Oh! The flowers. It's Tia Peonie.
Spittle Bug got yer Salvia! Or maybe that should be saliva. Crafty leafhopper Meadow Spittlebug ya never see um Philaenus spumarius.
Unknown Captain. It appears to be a Womulan Wessel, decloaking. Mind-meld with it Spock, you've got a personality like a potted plant. Again I fail to understand your exaggerated attempts at Earth humor, Captain.

Firework! Ooooooaaahhh.
Hi Mom! I'm purple this year!

June 10, 2008

A bright spot in a rainy, cool day here in paradise.

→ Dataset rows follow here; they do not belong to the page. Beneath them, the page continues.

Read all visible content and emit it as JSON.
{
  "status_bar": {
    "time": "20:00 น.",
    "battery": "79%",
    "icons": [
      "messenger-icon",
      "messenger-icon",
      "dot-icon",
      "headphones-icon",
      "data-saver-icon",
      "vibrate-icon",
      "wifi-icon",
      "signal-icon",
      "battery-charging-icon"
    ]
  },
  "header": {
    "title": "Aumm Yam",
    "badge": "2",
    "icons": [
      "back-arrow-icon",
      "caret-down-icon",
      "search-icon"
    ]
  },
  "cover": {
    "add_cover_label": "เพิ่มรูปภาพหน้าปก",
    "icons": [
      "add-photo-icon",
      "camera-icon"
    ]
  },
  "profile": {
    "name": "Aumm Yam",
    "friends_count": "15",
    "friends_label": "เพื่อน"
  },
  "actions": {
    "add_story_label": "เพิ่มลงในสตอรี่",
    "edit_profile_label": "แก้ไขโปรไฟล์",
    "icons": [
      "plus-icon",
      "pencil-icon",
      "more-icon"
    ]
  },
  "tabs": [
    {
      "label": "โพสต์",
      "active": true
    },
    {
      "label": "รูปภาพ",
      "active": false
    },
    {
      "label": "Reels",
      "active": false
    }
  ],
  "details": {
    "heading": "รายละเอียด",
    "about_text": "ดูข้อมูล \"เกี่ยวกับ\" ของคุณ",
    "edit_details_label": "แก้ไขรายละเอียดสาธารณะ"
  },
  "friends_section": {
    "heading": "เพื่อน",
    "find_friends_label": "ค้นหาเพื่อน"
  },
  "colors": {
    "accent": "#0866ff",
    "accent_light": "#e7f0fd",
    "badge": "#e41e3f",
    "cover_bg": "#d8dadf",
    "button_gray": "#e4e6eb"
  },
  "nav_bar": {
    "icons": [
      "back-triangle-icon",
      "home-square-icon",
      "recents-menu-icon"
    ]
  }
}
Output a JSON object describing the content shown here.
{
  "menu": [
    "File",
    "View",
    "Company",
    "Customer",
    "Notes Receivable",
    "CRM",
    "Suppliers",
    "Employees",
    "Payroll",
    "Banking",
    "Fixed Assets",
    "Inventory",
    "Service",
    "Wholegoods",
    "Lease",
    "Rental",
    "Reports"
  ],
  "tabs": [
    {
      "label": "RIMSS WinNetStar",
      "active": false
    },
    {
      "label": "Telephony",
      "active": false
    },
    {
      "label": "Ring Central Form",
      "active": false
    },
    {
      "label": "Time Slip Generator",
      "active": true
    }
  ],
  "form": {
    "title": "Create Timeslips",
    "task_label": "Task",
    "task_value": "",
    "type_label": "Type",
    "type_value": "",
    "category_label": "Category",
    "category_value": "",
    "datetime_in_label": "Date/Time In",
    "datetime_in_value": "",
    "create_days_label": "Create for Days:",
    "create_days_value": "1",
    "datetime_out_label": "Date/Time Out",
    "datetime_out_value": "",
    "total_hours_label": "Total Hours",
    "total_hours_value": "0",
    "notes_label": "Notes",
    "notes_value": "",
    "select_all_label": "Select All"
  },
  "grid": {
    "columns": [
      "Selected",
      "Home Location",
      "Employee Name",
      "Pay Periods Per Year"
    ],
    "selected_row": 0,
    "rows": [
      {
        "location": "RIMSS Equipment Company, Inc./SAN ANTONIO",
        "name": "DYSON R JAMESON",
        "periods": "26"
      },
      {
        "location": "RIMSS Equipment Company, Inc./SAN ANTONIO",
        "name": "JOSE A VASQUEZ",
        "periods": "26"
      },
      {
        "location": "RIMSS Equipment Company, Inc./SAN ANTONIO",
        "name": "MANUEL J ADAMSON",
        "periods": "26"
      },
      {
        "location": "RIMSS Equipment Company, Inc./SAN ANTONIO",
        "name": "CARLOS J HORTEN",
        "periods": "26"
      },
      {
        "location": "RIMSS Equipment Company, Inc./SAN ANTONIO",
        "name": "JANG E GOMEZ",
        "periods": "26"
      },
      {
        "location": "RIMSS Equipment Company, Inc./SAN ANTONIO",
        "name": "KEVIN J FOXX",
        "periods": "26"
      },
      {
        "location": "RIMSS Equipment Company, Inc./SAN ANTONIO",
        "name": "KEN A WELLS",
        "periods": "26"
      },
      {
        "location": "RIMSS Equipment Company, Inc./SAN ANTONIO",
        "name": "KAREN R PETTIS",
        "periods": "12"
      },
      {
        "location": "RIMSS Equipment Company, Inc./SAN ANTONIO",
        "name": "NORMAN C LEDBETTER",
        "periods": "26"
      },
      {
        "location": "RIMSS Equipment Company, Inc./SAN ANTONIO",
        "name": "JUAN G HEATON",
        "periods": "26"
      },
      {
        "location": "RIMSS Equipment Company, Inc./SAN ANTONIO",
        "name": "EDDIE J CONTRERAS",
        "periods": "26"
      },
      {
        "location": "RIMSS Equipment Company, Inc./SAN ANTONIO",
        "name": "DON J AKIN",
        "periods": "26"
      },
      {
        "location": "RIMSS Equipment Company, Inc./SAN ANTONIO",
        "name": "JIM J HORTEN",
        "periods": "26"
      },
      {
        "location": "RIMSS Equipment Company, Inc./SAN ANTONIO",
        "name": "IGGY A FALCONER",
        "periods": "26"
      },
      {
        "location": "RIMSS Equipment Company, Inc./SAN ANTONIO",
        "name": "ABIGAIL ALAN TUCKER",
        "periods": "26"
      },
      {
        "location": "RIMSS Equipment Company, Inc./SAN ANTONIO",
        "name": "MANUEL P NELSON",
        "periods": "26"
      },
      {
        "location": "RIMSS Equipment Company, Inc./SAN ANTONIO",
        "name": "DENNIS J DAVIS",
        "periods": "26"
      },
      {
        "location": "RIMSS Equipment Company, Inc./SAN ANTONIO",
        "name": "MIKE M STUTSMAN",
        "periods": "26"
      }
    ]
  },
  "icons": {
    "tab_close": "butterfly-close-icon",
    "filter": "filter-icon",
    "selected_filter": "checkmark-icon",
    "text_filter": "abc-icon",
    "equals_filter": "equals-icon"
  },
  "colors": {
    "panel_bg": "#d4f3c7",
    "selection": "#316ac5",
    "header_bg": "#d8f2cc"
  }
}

Wild roses from the bushes on our alley strip, where the little cottontail somehow eeks out a shelter between the thorns (literally and figuratively).

Rosebud! Rosebud! Don't burn the sled!

June 9th, 2008

I've heard the term "Shore Lunch" before, but this is taking it a bit far. "Nice ambience, but the service here sure is poor."

I attended a "Metro Naturalists Training" workshop at Tamarack Nature Center in White Bear Lake, today (in the town, not the lake). We came across these cool fungi that I had never seen before called "Dead man's fingers" (Xylaria polymorpha). Fitting name. Want brain.


I love this nature's alphabet magnet wall they have. The workshop was about pre-school learning, so we got to play with a lot of kids toys. My favorite was the play-dough. Amorphous, yet salty.

Just can't get enough of those Columbine. I discovered a huge patch of it by the Falls.

June 8th, 2008

Our top story tonight, CECROPIA MOTH HATCHES AT SPRINGBROOK NATURE CENTER! Pretty cool. Actually, it's the second one in a week. Man, they have intricate patterns and shadings. It's like an oil painting. Or I should say, an oil painting is like it.

June 7th, 2008

Hey, look who was stuck to a tree along our walk home. Little Brown Bat, I believe. Not real appreciative towards the paparazzi. We weren't sure if he sucked blood from a couple too many drunks last night and ended up with a bit of a hangover, or if he just wanted to be first in line for mosquito hour.I can see where a few legends and fables could crop up around THAT face.
Monkey Pile on Charlie!!!

Seth Brundlefly, I presume? Nice goatee and red shades, not to mention pinstripes.

June 7th, 2008 - Early Edition

And on a lighter note, the Longfellow flowers are spectacular. Everything we planted last week is playing it's own solo right now, but I expect that soon the later blooms will fill in and there will be integration among the individual instruments of the orchestra. Um, so to speak.
No, it's not the runaway mine-car ride at Dizzyland, it's a try at a pull-zoom to make this four-wheeled bike supporting a family of nine look like it has some speed up. Eh.